Relationships between immunoreactive estrone and estradiol in milk, blood, and urine of dairy cows

Quantities of immunoreactive estrone and estradiol in blood plasma, urine, and milk were measured during the estrous cycle and pregnancy of cows. The objectives were to develop a radioimmunoassay procedure for quantifying estrogen in milk and urine and to compare changes in milk estrogen with those in blood plasma and urine. Concentrations of estrone and estradiol in milk varied during the estrous cycle. Relative concentrations of estradiol in blood plasma and milk were not different, but average estrone concentrations in milk were four times greater than those in blood plasma. Concentration of total estrogen (estradiol plus estrone) exceeded 1 ng/ml in colostrum and milk from cows milked prepartum, and was correlated with total estrogen in blood plasma and urine before and after calving. Blood plasma estrone was correlated only with milk estrone whereas blood plasma estradiol was correlated with urinary estradiol, milk estrone, and milk estradiol during the estrous cycle. These results raise possibilities that mammary gland of the lactating cow may concentrate preferentially estrone or convert estradiol to estrone. However, estimated excretion of estrogen through the milk represents no more than a fraction of 1% of the total excreted during the estrous cycle, and the proportion becomes less as gestation progresses up to at least 7 mo.

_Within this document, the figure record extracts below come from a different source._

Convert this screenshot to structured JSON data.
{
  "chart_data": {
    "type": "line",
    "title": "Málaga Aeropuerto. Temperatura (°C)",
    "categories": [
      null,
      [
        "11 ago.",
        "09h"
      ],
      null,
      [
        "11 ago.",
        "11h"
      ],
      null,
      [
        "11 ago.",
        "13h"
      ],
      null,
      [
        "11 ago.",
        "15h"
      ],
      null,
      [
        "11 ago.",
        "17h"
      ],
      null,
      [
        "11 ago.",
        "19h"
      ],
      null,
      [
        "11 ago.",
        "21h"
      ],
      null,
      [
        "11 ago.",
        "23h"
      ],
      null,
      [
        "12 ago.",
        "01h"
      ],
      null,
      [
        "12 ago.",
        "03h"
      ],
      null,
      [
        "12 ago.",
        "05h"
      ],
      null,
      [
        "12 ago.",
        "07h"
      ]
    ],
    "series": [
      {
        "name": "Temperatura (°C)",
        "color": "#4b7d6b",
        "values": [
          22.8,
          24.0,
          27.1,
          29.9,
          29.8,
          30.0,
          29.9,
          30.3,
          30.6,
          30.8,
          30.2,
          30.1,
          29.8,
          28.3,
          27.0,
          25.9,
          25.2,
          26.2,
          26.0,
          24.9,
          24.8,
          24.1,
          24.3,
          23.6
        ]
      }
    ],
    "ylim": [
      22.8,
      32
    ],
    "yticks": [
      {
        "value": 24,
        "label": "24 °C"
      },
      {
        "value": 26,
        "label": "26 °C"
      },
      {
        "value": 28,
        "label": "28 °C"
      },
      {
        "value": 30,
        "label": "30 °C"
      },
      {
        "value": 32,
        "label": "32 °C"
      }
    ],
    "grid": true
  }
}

Characterization of metabolites in domestic sow urine after intravenous administration of radioactive estrogen and corticosteroids

We measured distribution of radioactivity among urinary metabolites excreted in nonpregnant and ovariectomized sows after intravenous injection of radionuclides (14carbon) labeled estrone, estradiol-17beta, cortisol, and corticosterone. Treatment with an enzyme preparation (Glusulase) containing both beta-glucuronidase and sulfatase activity, rendered extractable over 95% of the radioactivity recovered from urine with diethyl ether (estrogens) and ethyl acetate (corticoids). Only an additional 1 to 4% of the radioactivity was extracted following solvolysis of the aqueous residue remaining after enzyme hydrolysis and extraction. Radioactivity in nonpregnant sow urine was predominantly in the estrone fraction following injection of either estrone or estradiol-17beta. Moreover, the principal metabolite was estrone monoglucuronide. Only traces of estradiol-17beta and an estriol-like compound were detected. Two other isolates contained radioactivity. One compound probably was 2-methoxyestrone, but structure of the other compound (X1) could not be established. The principal urinary metabolites from injection of cortisol corresponded to chromatographic properties of tetrahydrocortisol and tetrahydrocortisone. Both metabolites were low in urine following injection of corticosterone. The major urinary metabolites from corticosterone injection corresponded to chromatographic properties of tetrahydrocorticosterone and corticosterone. Considerable radioactivity from injection of both corticoids was isolated in the cortol, cortolone, and 11-ketoetiocholanolone - 11beta-hydroxyetiocholanolone areas of chromatograms. The data for corticoids agree with similar data for the human being and cow.